Tattling is about getting someone in trouble.
Telling keeps people safe.
How to help kids not tattle:
In order for our kids to not want to come to us to tattle on their siblings or their friends, we have to teach them when they shouldn’t come to us.
And if we give kids the words they need so they can self-advocate, they will need to come to us even less.
- That makes me frustrated. Please don’t do it again.
- No. I don’t like that.
- Can I have my toy back? You can have a turn when you’re done with it.
- I don’t like it and you need to stop.
- Don’t grab/take my things.
This, of course, takes practice.
But when we empower our kids to stand up for themselves in a respectful and kind, but firm way, they will be able to be more independent in the future.
As adults, we also have to “ignore” the tattle.
If we can’t stop them before they tattle, and the person isn’t about to get hurt but is clearly breaking a family rule, we can’t follow through with the normal consequences.

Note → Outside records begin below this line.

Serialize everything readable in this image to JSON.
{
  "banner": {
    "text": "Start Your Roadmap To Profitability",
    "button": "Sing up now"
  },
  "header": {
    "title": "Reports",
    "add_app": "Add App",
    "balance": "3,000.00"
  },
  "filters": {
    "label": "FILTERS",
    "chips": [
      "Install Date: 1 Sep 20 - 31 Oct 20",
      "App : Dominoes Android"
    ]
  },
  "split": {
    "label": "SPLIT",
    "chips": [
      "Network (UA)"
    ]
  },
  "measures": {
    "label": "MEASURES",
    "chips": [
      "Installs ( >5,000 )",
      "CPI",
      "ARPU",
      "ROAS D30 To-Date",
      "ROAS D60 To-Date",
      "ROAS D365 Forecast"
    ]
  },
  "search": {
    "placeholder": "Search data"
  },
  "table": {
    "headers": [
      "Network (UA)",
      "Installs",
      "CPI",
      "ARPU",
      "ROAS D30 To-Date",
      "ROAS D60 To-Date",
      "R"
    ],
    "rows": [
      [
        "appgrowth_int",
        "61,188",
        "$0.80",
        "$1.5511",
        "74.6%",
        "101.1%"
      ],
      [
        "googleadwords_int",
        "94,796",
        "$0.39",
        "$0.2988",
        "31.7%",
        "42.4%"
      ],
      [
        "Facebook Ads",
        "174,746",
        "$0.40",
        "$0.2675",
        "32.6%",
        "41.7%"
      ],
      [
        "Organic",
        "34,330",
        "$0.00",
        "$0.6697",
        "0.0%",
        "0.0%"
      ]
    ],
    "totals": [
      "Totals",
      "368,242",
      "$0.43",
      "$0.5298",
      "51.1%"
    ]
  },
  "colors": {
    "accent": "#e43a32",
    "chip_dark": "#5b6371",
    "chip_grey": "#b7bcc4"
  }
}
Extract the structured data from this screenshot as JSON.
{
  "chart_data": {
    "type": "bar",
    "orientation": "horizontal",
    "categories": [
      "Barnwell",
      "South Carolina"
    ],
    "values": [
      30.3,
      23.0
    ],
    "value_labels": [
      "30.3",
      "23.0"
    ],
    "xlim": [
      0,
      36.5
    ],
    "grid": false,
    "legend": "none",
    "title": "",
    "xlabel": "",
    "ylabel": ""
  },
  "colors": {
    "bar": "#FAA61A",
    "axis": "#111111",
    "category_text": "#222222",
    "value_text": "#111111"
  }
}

We can’t “reward” the tattling.
We have to instead say, “that’s against our family rules. Will you please remind them of that or you can walk away or you can ignore it?”
We don’t want to inadvertently pit our kids against each other to rat on each other or turn each other in.
If we’re building positive sibling relationships, we have to discourage tattling.
Why we have to let kids tell:
We want our kids to come to us.
We want them to know they can tell us anything and we will help them.
We are their safe space.
And we have to teach this to them when the stakes are low…when they’re dealing with stealing toys and knocking over block towers and drawing on the walls.
We have to help them when siblings hit and when playmates are too aggressive or encouraging them to do dangerous things like climb up a fence.
Because when our kids are older and become tweens and teens and deal with cyberbullying or sexual situations or drugs and alcohol, they have to know we’re their safe place.
That we will listen to them and help them come up with a solution that makes sense.
And since our kids will deal with unkind people in the world, we have to give them strategies on how to deal with those kids.
And if our kids know how to speak up and stand up for themselves and their friends, and then still need help, they’ll know it’s okay to ask for it.
Because we’ll be there.
And we’ll problem solve and figure out how to stop it, get past it, get over it, or get around it.
Because we’re on their team. We’re on their side.
As long as they’re not tattling about their brother sticking out his tongue.